Feds Sue UnitedHealth for Allegedly Defrauding Medicare Advantage of at Least $1B

Feds Sue UnitedHealth for Allegedly Defrauding Medicare Advantage of at Least $1B

Tuesday’s suit was the second false claims case against the insurer in two weeks.

For the second time this month, the federal government filed a complaint against UnitedHealth Group Inc., accusing the Minnetonka-based insurer of turning a blind eye to negative results that would impact its “risk adjustment” payments.
As a result, the feds claim UnitedHealth defrauded the Medicare alternative and private health plan system, known as Medicare Advantage, by at least $1 billion.
Every month, UnitedHealth receives money from Medicare Advantage as it submits risk scores, which are determined by a patient’s demographic factors and health status. Those payments would vary monthly as risk scores could change.
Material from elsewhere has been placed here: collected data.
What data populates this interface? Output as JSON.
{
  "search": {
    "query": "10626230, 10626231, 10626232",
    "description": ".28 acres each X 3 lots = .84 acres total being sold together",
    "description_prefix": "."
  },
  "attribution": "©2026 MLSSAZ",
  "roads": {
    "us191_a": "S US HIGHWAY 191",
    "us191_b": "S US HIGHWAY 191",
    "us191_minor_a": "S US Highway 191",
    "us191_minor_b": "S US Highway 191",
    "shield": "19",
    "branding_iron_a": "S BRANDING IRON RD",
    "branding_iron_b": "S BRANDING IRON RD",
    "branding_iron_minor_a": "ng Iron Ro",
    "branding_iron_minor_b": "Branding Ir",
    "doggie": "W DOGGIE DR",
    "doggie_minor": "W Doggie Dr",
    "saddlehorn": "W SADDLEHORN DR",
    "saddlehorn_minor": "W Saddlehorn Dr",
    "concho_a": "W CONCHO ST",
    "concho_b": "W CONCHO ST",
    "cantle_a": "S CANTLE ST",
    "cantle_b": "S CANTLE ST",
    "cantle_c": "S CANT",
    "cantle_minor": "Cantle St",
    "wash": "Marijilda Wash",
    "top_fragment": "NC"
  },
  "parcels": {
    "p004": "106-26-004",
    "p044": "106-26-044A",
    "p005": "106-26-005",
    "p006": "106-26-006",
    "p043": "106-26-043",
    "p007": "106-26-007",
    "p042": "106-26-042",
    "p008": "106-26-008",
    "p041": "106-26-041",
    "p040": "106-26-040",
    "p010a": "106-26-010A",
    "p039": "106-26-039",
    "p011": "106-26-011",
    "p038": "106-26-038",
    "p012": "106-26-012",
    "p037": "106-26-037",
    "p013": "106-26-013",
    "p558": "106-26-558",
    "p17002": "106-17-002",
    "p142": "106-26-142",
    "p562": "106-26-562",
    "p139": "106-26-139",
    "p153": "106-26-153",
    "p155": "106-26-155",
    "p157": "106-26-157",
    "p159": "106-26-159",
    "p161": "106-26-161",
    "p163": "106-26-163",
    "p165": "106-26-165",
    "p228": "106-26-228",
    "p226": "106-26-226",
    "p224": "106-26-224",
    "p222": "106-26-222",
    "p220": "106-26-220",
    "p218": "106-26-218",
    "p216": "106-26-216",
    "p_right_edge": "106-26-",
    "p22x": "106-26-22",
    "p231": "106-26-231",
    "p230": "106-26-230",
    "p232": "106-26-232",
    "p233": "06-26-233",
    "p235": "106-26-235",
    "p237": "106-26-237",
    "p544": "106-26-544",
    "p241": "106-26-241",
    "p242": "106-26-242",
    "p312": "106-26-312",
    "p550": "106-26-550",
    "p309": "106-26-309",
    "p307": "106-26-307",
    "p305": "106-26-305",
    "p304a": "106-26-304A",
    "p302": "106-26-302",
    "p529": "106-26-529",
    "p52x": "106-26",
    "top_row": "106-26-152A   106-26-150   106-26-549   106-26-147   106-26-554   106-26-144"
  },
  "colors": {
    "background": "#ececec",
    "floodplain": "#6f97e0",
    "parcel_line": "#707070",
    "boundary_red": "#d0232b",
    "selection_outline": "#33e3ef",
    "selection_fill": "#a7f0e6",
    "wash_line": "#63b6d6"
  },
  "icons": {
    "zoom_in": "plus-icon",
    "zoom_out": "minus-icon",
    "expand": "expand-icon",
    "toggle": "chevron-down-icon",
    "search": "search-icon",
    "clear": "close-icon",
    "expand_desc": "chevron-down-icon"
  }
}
Ultimately, healthy patients would receive less money than those needing to visit a hospital regularly for certain illnesses or conditions.
Since 2005, the government believes UnitedHealth inflated its risk scores by not updating hundreds of thousands of diagnosis that would have decreased its Medicare Advantage payments.
“As the nation’s largest Medicare Advantage Organization, UnitedHealth Group received substantial overpayments based upon untruthful and inaccurate information about the health status of those enrolled in its plans,” James P. Kennedy Jr., Acting U.S. Attorney for the Western District of New York, said in a statement.
In a report by the New York Times on Monday, UnitedHealth spokesman Matthew A. Burns said the company rejected the claims made in the case, which arose in 2011 by Benjamin Poehling, a Bloomington resident and former finance director at UnitedHealth.
“We are confident our company and our employees complied with the government’s Medicare Advantage program rules,” Burns said, “and we have been transparent with [the Centers for Medicare and Medicare Services] about our approach under its murky policies.”
The government first jumped on the case in late March when Poehling’s case was unsealed by a federal judge.
However, Poehling was not the first to sue UnitedHealth under these claims. California resident James Swoben filed a suit in 2009. That case was also taken over by the government and was the basis for the complaint placed against UnitedHealth two weeks before Tuesday’s case.
The government noted in a statement that the claims asserted against UnitedHealth are allegations only. To date, there has been no determination of liability on the company’s part.